Bir albüm ve bir film...
Ayla Çelik’ten “Ben” ve Menderes Samancılar ile Burcu Binici’den “Babaların Babası...”
Şeffaf Oda’ya Ayla Çelik’in “Ben” albümünün çıkış şarkısı Bağdat’la başlıyoruz.
Bağdat 1 ayda 7 milyon tıklandı. Onu en çok “Türkan”la tanıdık. Şeffaf Oda’da Türkan’ı da söylüyor.

Türkiye’nin  NOBEL’i

.................
Babaların Babası vizyonda...Menderes Samancılar İstanbul yeraltı aleminin raconunu kesen, “Babaların Babası Necdet Çetin”i canlandırıyor.
Menderes Samancılar, usta sanatçı ve de şair.
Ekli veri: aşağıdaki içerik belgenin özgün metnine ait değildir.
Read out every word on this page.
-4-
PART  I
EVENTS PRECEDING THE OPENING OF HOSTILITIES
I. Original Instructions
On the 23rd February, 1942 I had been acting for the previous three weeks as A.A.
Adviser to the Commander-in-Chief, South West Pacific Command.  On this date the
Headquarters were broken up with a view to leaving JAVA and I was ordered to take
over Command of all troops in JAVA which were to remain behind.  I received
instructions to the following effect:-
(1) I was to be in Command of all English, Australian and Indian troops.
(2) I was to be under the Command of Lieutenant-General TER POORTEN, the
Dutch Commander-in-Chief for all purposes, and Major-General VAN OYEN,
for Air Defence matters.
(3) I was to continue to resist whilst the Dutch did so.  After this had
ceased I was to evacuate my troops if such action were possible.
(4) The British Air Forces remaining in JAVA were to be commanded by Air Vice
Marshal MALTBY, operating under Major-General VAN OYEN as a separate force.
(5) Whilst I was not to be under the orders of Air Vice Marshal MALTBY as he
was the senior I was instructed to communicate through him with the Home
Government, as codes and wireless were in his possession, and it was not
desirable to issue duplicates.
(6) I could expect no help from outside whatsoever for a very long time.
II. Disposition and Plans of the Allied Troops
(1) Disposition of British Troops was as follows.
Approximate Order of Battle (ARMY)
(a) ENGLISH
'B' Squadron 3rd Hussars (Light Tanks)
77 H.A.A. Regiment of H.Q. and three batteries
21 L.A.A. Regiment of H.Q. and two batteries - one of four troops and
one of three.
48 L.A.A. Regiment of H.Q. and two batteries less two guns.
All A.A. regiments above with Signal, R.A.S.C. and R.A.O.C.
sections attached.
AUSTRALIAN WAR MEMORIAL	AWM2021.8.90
İkinci şiir kitabı “Yanmış Orman Kokusu” yolda...
Şeffaf Oda’da şiirler okuyor.
.................
Filmde balerin İnci’yi ise Burcu Binici oynuyor. Burcu 14 yaşında çalışmaya başlamış. Halk oyunları eğitmenliği yapmış. Ardından ilaç mümessilliği. Dönüm noktası ise Meral Okay.
Burcu laz kızı. Şeffaf Oda’da Karadeniz Türküsü söylüyor.
Onu “Aşk Mucizelere Gebe”de izliyordum.
Oyunculuğunu beğenirim.
Muzip bir genç kız.
Cıvıl cıvıl, rengârenk.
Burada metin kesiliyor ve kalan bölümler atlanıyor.